Ils s'éloignèrent le plus possible de ce village, bientôt ils aperçurent un lac, ils décidèrent de s'y arrêter pour se reposer et faire boire leurs chevaux. Lisa remarqua que son époux semblait très triste.
- Est-ce que ça va ?
Le jeune homme ne répondit rien, il cacha son visage dans ses mains et fondit en larmes. La jeune fille lui caressa doucement le dos.
- Pourquoi est ce que tu pleures ?
- Ce sont ces gens….morts d'une fièvre, exactement comme mes parents et ma sœur, ils sont morts d'une terrible fièvre, à quelques jours d'écart, tout d'abord ma mère, puis le surlendemain ma petite sœur, et la semaine suivante, ce fut le tour de mon père. J'avais à peine dix ans quand ce drame est arrivé, jamais dans ma vie je n'ai connu pareille blessure.

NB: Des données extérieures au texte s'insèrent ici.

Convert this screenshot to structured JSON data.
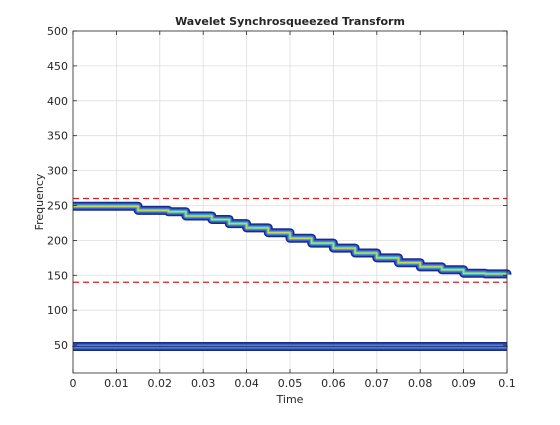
{
  "chart_data": {
    "type": "line",
    "title": "Wavelet Synchrosqueezed Transform",
    "xlabel": "Time",
    "ylabel": "Frequency",
    "xlim": [
      0,
      0.1
    ],
    "ylim": [
      10,
      500
    ],
    "xticks": [
      0,
      0.01,
      0.02,
      0.03,
      0.04,
      0.05,
      0.06,
      0.07,
      0.08,
      0.09,
      0.1
    ],
    "xtick_labels": [
      "0",
      "0.01",
      "0.02",
      "0.03",
      "0.04",
      "0.05",
      "0.06",
      "0.07",
      "0.08",
      "0.09",
      "0.1"
    ],
    "yticks": [
      50,
      100,
      150,
      200,
      250,
      300,
      350,
      400,
      450,
      500
    ],
    "ytick_labels": [
      "50",
      "100",
      "150",
      "200",
      "250",
      "300",
      "350",
      "400",
      "450",
      "500"
    ],
    "grid": true,
    "series": [
      {
        "kind": "ridge",
        "color": "#3a5fd6",
        "core_color": "#c8d84a",
        "x": [
          0,
          0.005,
          0.0125,
          0.015,
          0.022,
          0.026,
          0.032,
          0.036,
          0.04,
          0.045,
          0.05,
          0.055,
          0.06,
          0.065,
          0.07,
          0.075,
          0.08,
          0.085,
          0.09,
          0.095,
          0.1
        ],
        "y": [
          249,
          249,
          249,
          243,
          241,
          235,
          230,
          224,
          218,
          211,
          203,
          196,
          189,
          182,
          175,
          168,
          162,
          158,
          153,
          152,
          151
        ]
      },
      {
        "kind": "ridge",
        "color": "#3a4fb0",
        "core_color": "#2a3a8a",
        "x": [
          0,
          0.02,
          0.04,
          0.06,
          0.08,
          0.1
        ],
        "y": [
          48,
          48,
          48,
          48,
          48,
          48
        ]
      },
      {
        "kind": "threshold",
        "color": "#d62020",
        "dashed": true,
        "x": [
          0,
          0.1
        ],
        "y": [
          260,
          260
        ]
      },
      {
        "kind": "threshold",
        "color": "#d62020",
        "dashed": true,
        "x": [
          0,
          0.1
        ],
        "y": [
          140,
          140
        ]
      }
    ]
  }
}
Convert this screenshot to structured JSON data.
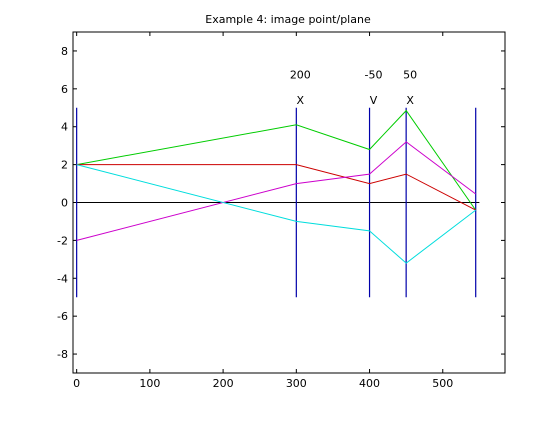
{
  "chart_data": {
    "type": "line",
    "title": "Example 4: image point/plane",
    "xlabel": "",
    "ylabel": "",
    "xlim": [
      -5,
      585
    ],
    "ylim": [
      -9,
      9
    ],
    "xticks": [
      0,
      100,
      200,
      300,
      400,
      500
    ],
    "xtick_labels": [
      "0",
      "100",
      "200",
      "300",
      "400",
      "500"
    ],
    "yticks": [
      -8,
      -6,
      -4,
      -2,
      0,
      2,
      4,
      6,
      8
    ],
    "ytick_labels": [
      "-8",
      "-6",
      "-4",
      "-2",
      "0",
      "2",
      "4",
      "6",
      "8"
    ],
    "grid": false,
    "axis_line": {
      "x": [
        0,
        550
      ],
      "y": [
        0,
        0
      ],
      "color": "#000000"
    },
    "planes": [
      {
        "x": 0,
        "ymin": -5,
        "ymax": 5,
        "color": "#0000aa"
      },
      {
        "x": 300,
        "ymin": -5,
        "ymax": 5,
        "color": "#0000aa"
      },
      {
        "x": 400,
        "ymin": -5,
        "ymax": 5,
        "color": "#0000aa"
      },
      {
        "x": 450,
        "ymin": -5,
        "ymax": 5,
        "color": "#0000aa"
      },
      {
        "x": 545,
        "ymin": -5,
        "ymax": 5,
        "color": "#0000aa"
      }
    ],
    "annotations": [
      {
        "x": 300,
        "value": "200",
        "kind": "X"
      },
      {
        "x": 400,
        "value": "-50",
        "kind": "V"
      },
      {
        "x": 450,
        "value": "50",
        "kind": "X"
      }
    ],
    "series": [
      {
        "color": "#00cc00",
        "x": [
          0,
          300,
          400,
          450,
          545
        ],
        "y": [
          2,
          4.1,
          2.8,
          4.85,
          -0.4
        ]
      },
      {
        "color": "#cc0000",
        "x": [
          0,
          300,
          400,
          450,
          545
        ],
        "y": [
          2,
          2,
          1,
          1.5,
          -0.4
        ]
      },
      {
        "color": "#cc00cc",
        "x": [
          0,
          300,
          400,
          450,
          545
        ],
        "y": [
          -2,
          1,
          1.5,
          3.2,
          0.45
        ]
      },
      {
        "color": "#00dddd",
        "x": [
          0,
          300,
          400,
          450,
          545
        ],
        "y": [
          2,
          -1,
          -1.5,
          -3.2,
          -0.4
        ]
      }
    ]
  }
}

Lisa lui caressa doucement les cheveux.
- Je sais ce que c'est de perdre un parent, ma mère est morte quand je n'avais que cinq ans, quant à mon père il est mort avant ma naissance, bien sûr j'ai vécu avec une belle famille, mais il n'y avait pas réellement de liens sauf avec Sabrina.
David pleura de longues minutes dans les bras de son épouse. Il se releva et prit le visage de la jeune femme dans ses mains.
- Promets moi que tu seras toujours près de moi, ma princesse.
- Je te le promet "
Ils s'embrassèrent et firent l'amour avec passion.